Rev. Edmund Joyner’s Eulogy for Lucy Morgan Beard, 1917

From the Feb. 1, 1917 issue of the Hickory Daily Record

Lucy Jeanette (Morgan) Beard

Born at Petersburg, Va., November 28, 1852; fell asleep at her home Hickory, N.C., January 2nd, 1917.

Buried from Church of the Ascension, January 4th, the Rev. Edmund N. Joyner, her first pastor at Hickory, and the Rev. Samuel B. Stroup, her present pastor, officiating.

The beginning of Mrs. Beard’s life at Hickory dates from its day of small things, when the whole town was one big family. And it was through the zeal of such spirited, as well as public-spirited, characters as she, that the town made such progress that it began and continued to grow, reaching its present proportions within the comparatively brief period of her residence.

She was married at 18 to that great-hearted Christian citizen, Mr. James. B. Beard. Cherished was the union between them, and none the less, ever, after he had preceded her to “saints’ rest” by some years.

Mrs. Beard was brimming with a well-directed energy and enthusiasm, always as broadly interested as she could safely reach, and no farther. Never, with her powers and faculties, did she “so fight as one that beateth the air.”

Perhaps her peculiar genius lay in aptitude for teaching little children. She was long a teacher, and even after the need passed as a means of support, because she loved children, she rejoiced in the atmosphere of their stirring, happy ways. She kept her little school about her even until that moment when the teacher, who took his little ones up in his arms to bless them, with a quick summons dismissed her gentle spirit to its endless holiday.

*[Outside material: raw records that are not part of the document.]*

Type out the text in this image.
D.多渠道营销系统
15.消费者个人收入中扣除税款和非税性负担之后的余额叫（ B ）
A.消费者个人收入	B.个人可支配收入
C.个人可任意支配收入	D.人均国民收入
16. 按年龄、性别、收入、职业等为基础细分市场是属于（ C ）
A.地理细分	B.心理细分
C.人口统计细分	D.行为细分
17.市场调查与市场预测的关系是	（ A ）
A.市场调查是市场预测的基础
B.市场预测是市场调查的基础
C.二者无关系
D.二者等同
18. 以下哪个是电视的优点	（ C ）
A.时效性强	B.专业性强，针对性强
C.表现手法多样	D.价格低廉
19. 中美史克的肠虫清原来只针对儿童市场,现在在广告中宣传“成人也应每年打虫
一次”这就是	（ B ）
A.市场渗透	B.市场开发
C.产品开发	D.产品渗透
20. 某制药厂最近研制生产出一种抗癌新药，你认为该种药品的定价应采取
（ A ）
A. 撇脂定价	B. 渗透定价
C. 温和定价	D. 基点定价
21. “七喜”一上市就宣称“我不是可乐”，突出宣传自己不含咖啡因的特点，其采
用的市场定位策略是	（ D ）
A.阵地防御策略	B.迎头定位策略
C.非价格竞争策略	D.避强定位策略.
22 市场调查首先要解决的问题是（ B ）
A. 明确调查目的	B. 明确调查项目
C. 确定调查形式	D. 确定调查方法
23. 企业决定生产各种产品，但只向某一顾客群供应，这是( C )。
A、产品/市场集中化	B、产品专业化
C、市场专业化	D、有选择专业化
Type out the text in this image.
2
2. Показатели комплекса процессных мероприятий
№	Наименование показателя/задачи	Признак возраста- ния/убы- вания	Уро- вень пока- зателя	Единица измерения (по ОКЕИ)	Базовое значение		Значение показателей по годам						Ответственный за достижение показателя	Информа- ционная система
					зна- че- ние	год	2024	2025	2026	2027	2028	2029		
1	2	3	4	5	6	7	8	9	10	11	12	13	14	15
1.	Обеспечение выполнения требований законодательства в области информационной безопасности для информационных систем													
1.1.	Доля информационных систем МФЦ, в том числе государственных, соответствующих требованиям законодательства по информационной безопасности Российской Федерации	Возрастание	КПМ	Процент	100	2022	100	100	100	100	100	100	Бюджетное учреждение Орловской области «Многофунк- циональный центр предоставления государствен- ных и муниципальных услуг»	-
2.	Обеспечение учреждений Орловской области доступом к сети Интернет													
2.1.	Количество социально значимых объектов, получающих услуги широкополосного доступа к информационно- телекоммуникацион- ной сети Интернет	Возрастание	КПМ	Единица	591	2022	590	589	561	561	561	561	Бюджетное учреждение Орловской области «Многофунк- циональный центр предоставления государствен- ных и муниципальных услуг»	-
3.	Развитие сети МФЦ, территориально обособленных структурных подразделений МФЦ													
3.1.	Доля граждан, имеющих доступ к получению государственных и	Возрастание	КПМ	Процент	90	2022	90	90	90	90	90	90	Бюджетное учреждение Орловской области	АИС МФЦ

One brother of the immediate family, Mr. Alfred Morgan, remains, and her niece, Miss Josie Person, who long shared her home and was as a daughter in a thorough and tender mutual affection.

Were I to describe Mrs. Beard in one word, as to all her relationships in life, that one would be the great word “loyalty.” From the path which led straitest to duty and to service she never flinched or swayed.

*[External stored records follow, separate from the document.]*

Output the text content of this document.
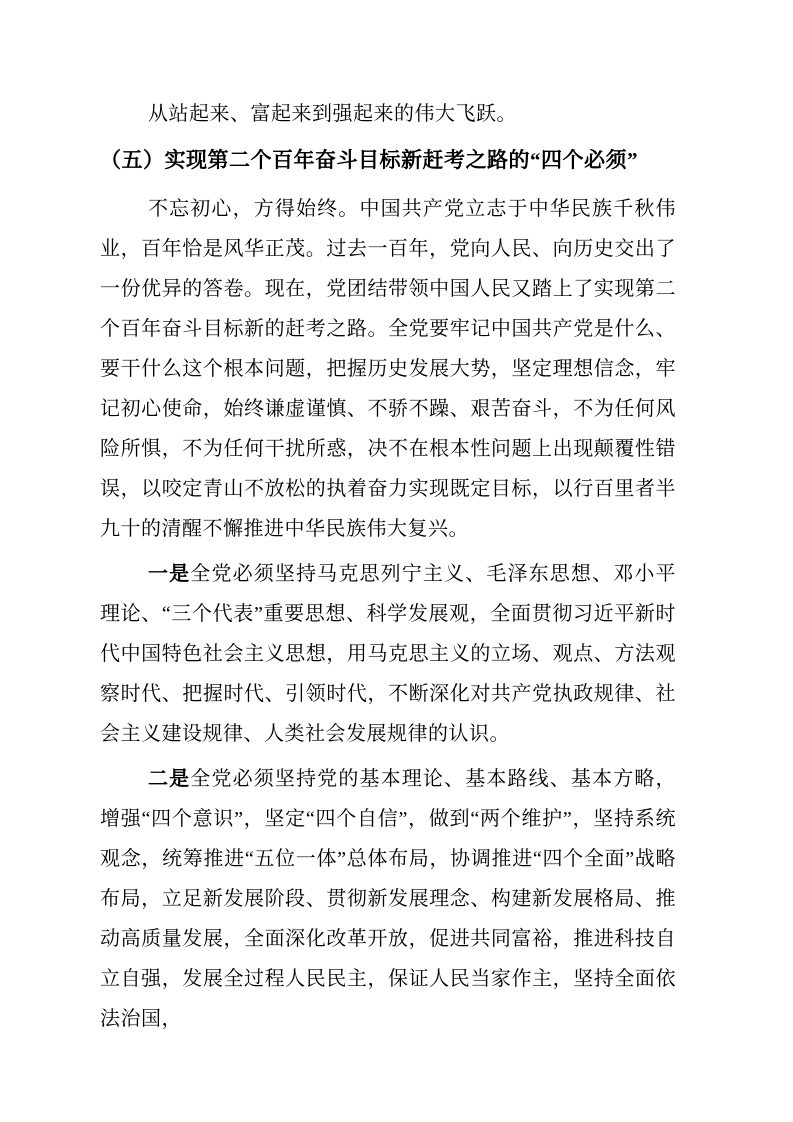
从站起来、富起来到强起来的伟大飞跃。

（五）实现第二个百年奋斗目标新赶考之路的“四个必须”

不忘初心，方得始终。中国共产党立志于中华民族千秋伟业，百年恰是风华正茂。过去一百年，党向人民、向历史交出了一份优异的答卷。现在，党团结带领中国人民又踏上了实现第二个百年奋斗目标新的赶考之路。全党要牢记中国共产党是什么、要干什么这个根本问题，把握历史发展大势，坚定理想信念，牢记初心使命，始终谦虚谨慎、不骄不躁、艰苦奋斗，不为任何风险所惧，不为任何干扰所惑，决不在根本性问题上出现颠覆性错误，以咬定青山不放松的执着奋力实现既定目标，以行百里者半九十的清醒不懈推进中华民族伟大复兴。

一是全党必须坚持马克思列宁主义、毛泽东思想、邓小平理论、“三个代表”重要思想、科学发展观，全面贯彻习近平新时代中国特色社会主义思想，用马克思主义的立场、观点、方法观察时代、把握时代、引领时代，不断深化对共产党执政规律、社会主义建设规律、人类社会发展规律的认识。

二是全党必须坚持党的基本理论、基本路线、基本方略，增强“四个意识”，坚定“四个自信”，做到“两个维护”，坚持系统观念，统筹推进“五位一体”总体布局，协调推进“四个全面”战略布局，立足新发展阶段、贯彻新发展理念、构建新发展格局、推动高质量发展，全面深化改革开放，促进共同富裕，推进科技自立自强，发展全过程人民民主，保证人民当家作主，坚持全面依法治国，
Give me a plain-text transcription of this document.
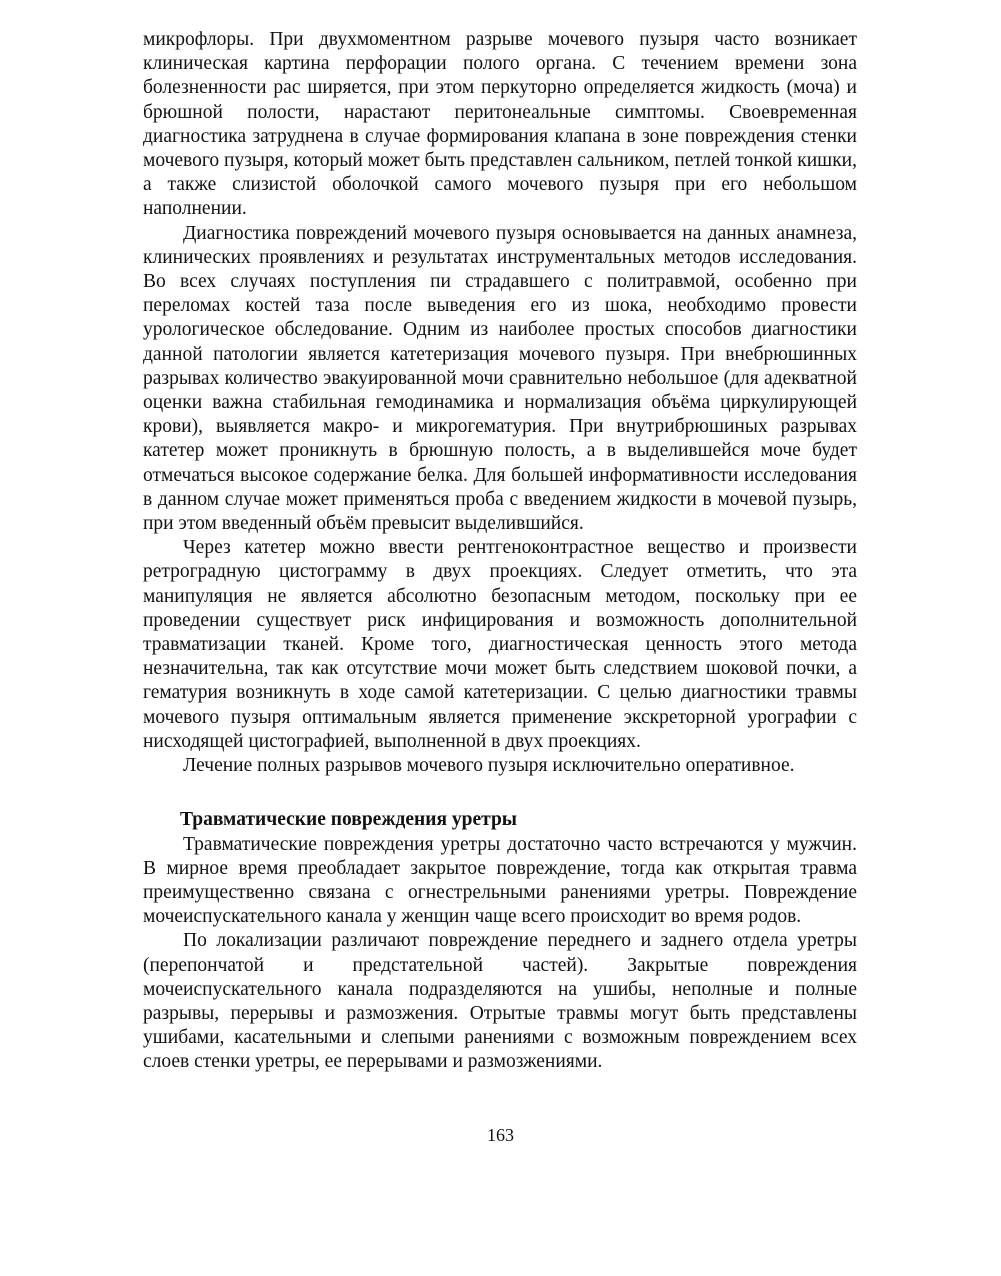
микрофлоры. При двухмоментном разрыве мочевого пузыря часто возникает клиническая картина перфорации полого органа. С течением времени зона болезненности рас ширяется, при этом перкуторно определяется жидкость (моча) и брюшной полости, нарастают перитонеальные симптомы. Своевременная диагностика затруднена в случае формирования клапана в зоне повреждения стенки мочевого пузыря, который может быть представлен сальником, петлей тонкой кишки, а также слизистой оболочкой самого мочевого пузыря при его небольшом наполнении.

Диагностика повреждений мочевого пузыря основывается на данных анамнеза, клинических проявлениях и результатах инструментальных методов исследования. Во всех случаях поступления пи страдавшего с политравмой, особенно при переломах костей таза после выведения его из шока, необходимо провести урологическое обследование. Одним из наиболее простых способов диагностики данной патологии является катетеризация мочевого пузыря. При внебрюшинных разрывах количество эвакуированной мочи сравнительно небольшое (для адекватной оценки важна стабильная гемодинамика и нормализация объёма циркулирующей крови), выявляется макро- и микрогематурия. При внутрибрюшиных разрывах катетер может проникнуть в брюшную полость, а в выделившейся моче будет отмечаться высокое содержание белка. Для большей информативности исследования в данном случае может применяться проба с введением жидкости в мочевой пузырь, при этом введенный объём превысит выделившийся.

Через катетер можно ввести рентгеноконтрастное вещество и произвести ретроградную цистограмму в двух проекциях. Следует отметить, что эта манипуляция не является абсолютно безопасным методом, поскольку при ее проведении существует риск инфицирования и возможность дополнительной травматизации тканей. Кроме того, диагностическая ценность этого метода незначительна, так как отсутствие мочи может быть следствием шоковой почки, а гематурия возникнуть в ходе самой катетеризации. С целью диагностики травмы мочевого пузыря оптимальным является применение экскреторной урографии с нисходящей цистографией, выполненной в двух проекциях.

Лечение полных разрывов мочевого пузыря исключительно оперативное.

Травматические повреждения уретры

Травматические повреждения уретры достаточно часто встречаются у мужчин. В мирное время преобладает закрытое повреждение, тогда как открытая травма преимущественно связана с огнестрельными ранениями уретры. Повреждение мочеиспускательного канала у женщин чаще всего происходит во время родов.

По локализации различают повреждение переднего и заднего отдела уретры (перепончатой и предстательной частей). Закрытые повреждения мочеиспускательного канала подразделяются на ушибы, неполные и полные разрывы, перерывы и размозжения. Отрытые травмы могут быть представлены ушибами, касательными и слепыми ранениями с возможным повреждением всех слоев стенки уретры, ее перерывами и размозжениями.

163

As touching her own family, in all its members, or their memory, having passed on, her constancy was woven of cloth of gold.

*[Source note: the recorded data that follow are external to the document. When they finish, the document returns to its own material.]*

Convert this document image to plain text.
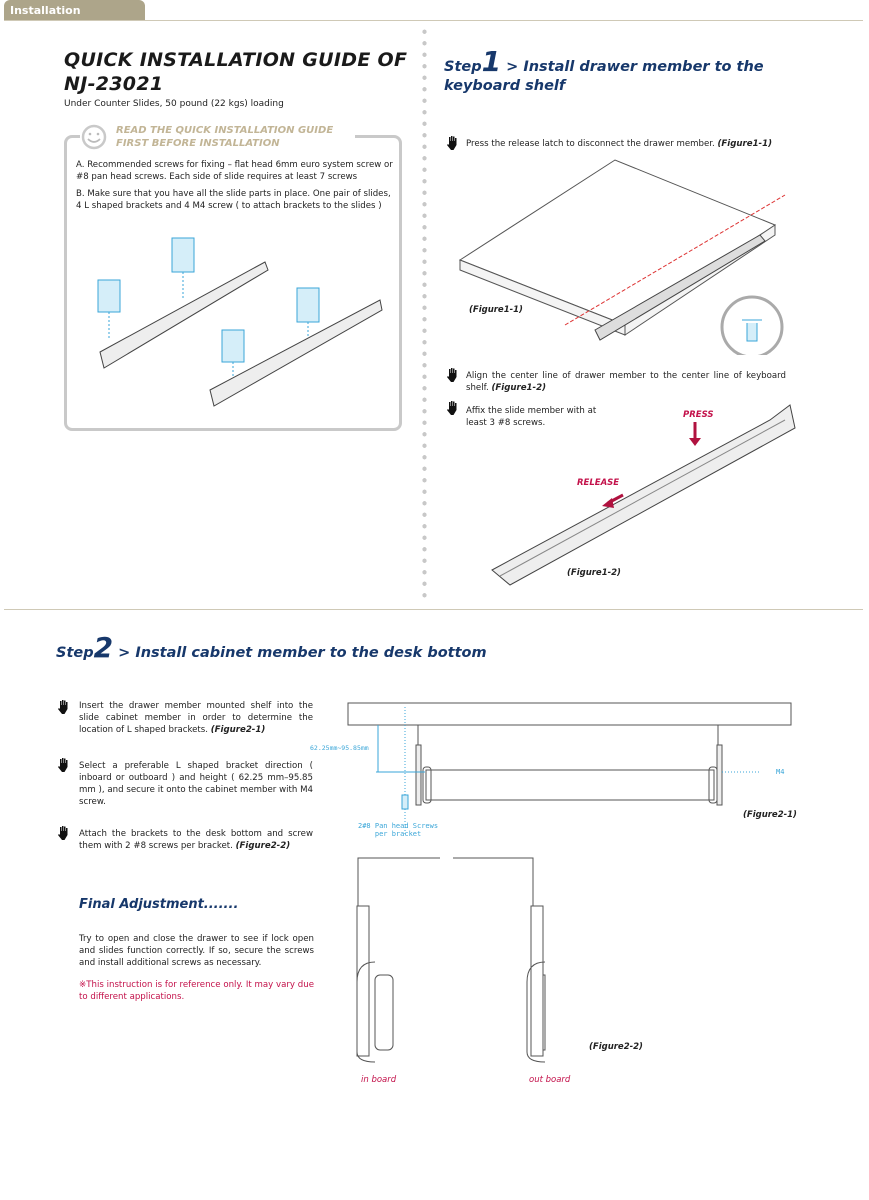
Installation Instructions
QUICK INSTALLATION GUIDE OF
NJ-23021
Under Counter Slides, 50 pound (22 kgs) loading
READ THE QUICK INSTALLATION GUIDE
FIRST BEFORE INSTALLATION
A. Recommended screws for fixing – flat head 6mm euro system screw or #8 pan head screws. Each side of slide requires at least 7 screws
B. Make sure that you have all the slide parts in place. One pair of slides, 4 L shaped brackets and 4 M4 screw ( to attach brackets to the slides )
Step1 > Install drawer member to the keyboard shelf
Press the release latch to disconnect the drawer member. (Figure1-1)
(Figure1-1)
Align the center line of drawer member to the center line of keyboard shelf. (Figure1-2)
Affix the slide member with at least 3 #8 screws.
PRESS
RELEASE
(Figure1-2)
Step2 > Install cabinet member to the desk bottom
Insert the drawer member mounted shelf into the slide cabinet member in order to determine the location of L shaped brackets. (Figure2-1)
Select a preferable L shaped bracket direction ( inboard or outboard ) and height ( 62.25 mm–95.85 mm ), and secure it onto the cabinet member with M4 screw.
Attach the brackets to the desk bottom and screw them with 2 #8 screws per bracket. (Figure2-2)
Final Adjustment.......
Try to open and close the drawer to see if lock open and slides function correctly. If so, secure the screws and install additional screws as necessary.
※This instruction is for reference only. It may vary due to different applications.
62.25mm~95.85mm
M4
2#8 Pan head Screws
per bracket
(Figure2-1)
(Figure2-2)
in board	out board
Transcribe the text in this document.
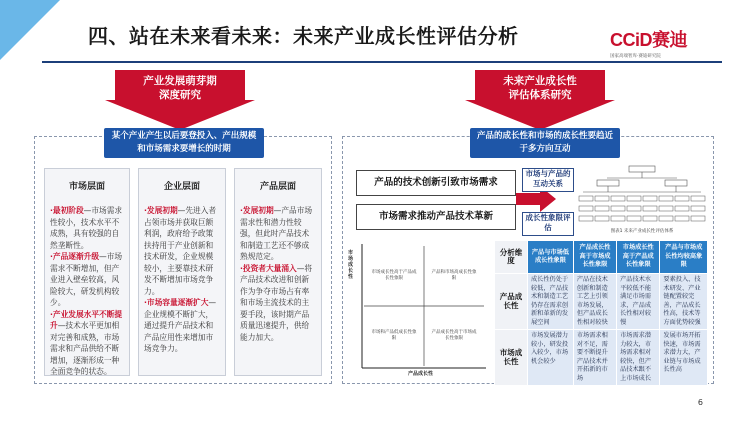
四、站在未来看未来：未来产业成长性评估分析	CCiD赛迪
国家高端智库·赛迪研究院
产业发展萌芽期
深度研究
未来产业成长性
评估体系研究
某个产业产生以后要登投入、产出规模和市场需求要增长的时期
市场层面
·最初阶段—市场需求性较小，技术水平不成熟，具有较强的自然垄断性。
·产品逐渐升级—市场需求不断增加，但产业进入壁垒较高，风险较大，研发机构较少。
·产业发展水平不断提升—技术水平更加相对完善和成熟，市场需求和产品供给不断增加，逐渐形成一种全面竞争的状态。
企业层面
·发展初期—先进入者占领市场并获取巨额利润，政府给予政策扶持用于产业创新和技术研发，企业规模较小，主要靠技术研发不断增加市场竞争力。
·市场容量逐渐扩大—企业规模不断扩大，通过提升产品技术和产品应用性来增加市场竞争力。
产品层面
·发展初期—产品市场需求性和潜力性较强，但此时产品技术和制造工艺还不够成熟规范定。
·投资者大量涌入—将产品技术改进和创新作为争夺市场占有率和市场主流技术的主要手段，该时期产品质量迅速提升，供给能力加大。
产品的成长性和市场的成长性要趋近于多方向互动
产品的技术创新引致市场需求
市场需求推动产品技术革新
市场与产品的互动关系
成长性象限评估	图表1 未来产业成长性评估体系
市场成长性
产品成长性
市场成长性高于产品成长性象限
产品和市场高成长性象限
市场和产品低成长性象限
产品成长性高于市场成长性象限
分析维度	产品与市场低成长性象限	产品成长性高于市场成长性象限	市场成长性高于产品成长性象限	产品与市场成长性均较高象限
产品成长性	成长性仍处于较低，产品技术和制造工艺仍存在需求创新和革新的发展空间	产品在技术创新和制造工艺上引领市场发展，但产品成长性相对较快	产品技术水平较低不能满足市场需求，产品成长性相对较慢	要素投入、技术研发、产业链配置较完善，产品成长性高，技术等方面优势较强
市场成长性	市场发展潜力较小，研发投入较少，市场机会较少	市场需求相对不足，需要不断提升产品技术并开拓新的市场	市场需求潜力较大，市场需求相对较快，但产品技术跟不上市场成长	发展市场开拓快速，市场需求潜力大，产业链与市场成长性高
6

In the ties of personal friendship, and some were long years abiding, that word was of luminous application.

Among the people and interests of her city, that term is written in the way in which she will be universally, confessedly missed.

To her church, with charity which never faileth towards all who love her Lord in sincerity and truth, she was true in a devotion and zeal which made her path a shining light.

And last, and best: that which wrought the lustrous word into her whole life, to herself she was loyal; to her own convictions and standards and ideals she was absolutely true.

With quietness and confidence she held fast to her moral estimates and judgments, which fashioned and guided and restrained her Christian womanliness; she exacted of others nothing she did not require of herself; she gave freely of what she had and gave loyally of it all, to family and friend, to neighborhood and to the household of her faith.

She, and those like her, are thus enshrined in the Book of Wisdom.

“The souls of the righteous are in the hands of God, and there shall no torment touch them. And they that put their trust in Him shall understand this truth, and such as ben faithful in love shall abide with Him; for grace and mercy are to His saints, and He hath care for His elect.

“Therefore shall they receive a glorious kingdom and a beautiful crown from the Lord’s hand; for with His right hand shall He cover them, and with His arm shall He protect them.